2. The weights can end up above the scope, which is bad for balance.

So avoid these things, the controller forces you to follow some rules. The main rule is that if the scope is pointing East its body should be on the West side of the mount and vice versa. This keeps things from hitting the pier and keeps the weights below the scope.

Which brings us back to the meridian. What the above rule means is that if we want to go from looking at things in the East to looking at things in the West we need to flip the scope over the mount so it’s on the opposite side:

[![](http://tleaves.com/wp-content/uploads/2012/03/Meridian- 198x300.png)](http://tleaves.com/2012/03/16/astro-physics-or-how-i-learned-to- stop-worrying-about-the-meridian/meridian/)

This is a rather drastic and potentially destructive move. Things in your telescope can get out of alignment. You can catch wires on knobs. And, it can throw off your pointing. So, users of German mounts tend to try and avoid flipping at all costs. But, this is annoying since the exact time when you want to look at most objects is when they cross the meridian, because that’s when they are highest.

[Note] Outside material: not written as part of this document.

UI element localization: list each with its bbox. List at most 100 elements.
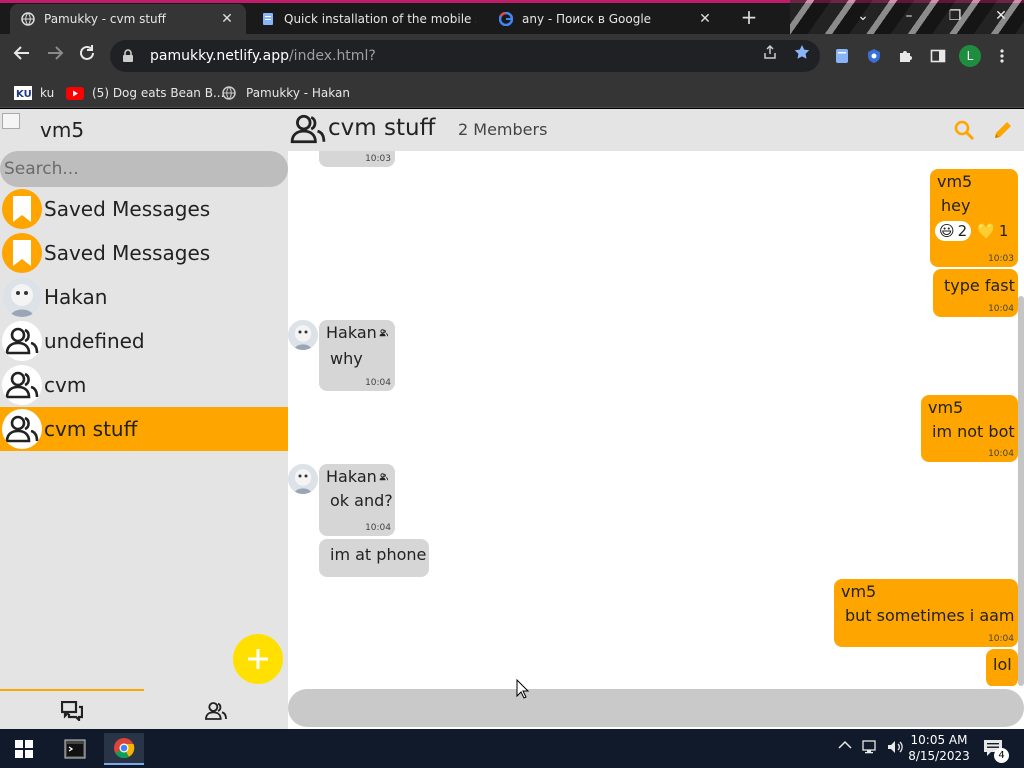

The Mach1 mount does a few things to make this better. First, the geometry of the mount allows it to track far past the meridian if you want it to. So you can pick up an object on the East side and follow it across its highest position in the sky without needing to flip anything around. Second, the build quality of the mount assures that when you do flip over, all you need to do to restore good pointing is to calibrate with the position of one bright star on the new side. I ended up always needing to do this with the Celestron mount anyway, even with all the fancy alignment software.

Finally, the control software in the mount allows you to shift where the mount thinks the meridian is, and thus delay or force flips when you want to. So, if you want to pick up an object that is 30min East of the meridian and track it until it is low in the West without flipping, you can tell the mount that the meridian is actually one hour further East than it really is. It will then dutifully flip the scope over as if the object is already in the West and then track it for hours without flipping. Just make sure nothing hits the tripod when you start this maneuver. If you are really a mount dork, you can read more about this here or in the [AP documentation at their web site](http://www.astro- physics.com/index.htm?products/mounts/mach1gto/mach1gto).

Astro-Physics even has a clever scheme that uses flips to make sure your polar axis is aligned (if you are aligned, a the mount will point to the same star in the same place from both sides of the meridian. So to fine tune the alignment, you flip the mount over on purpose and then adjust).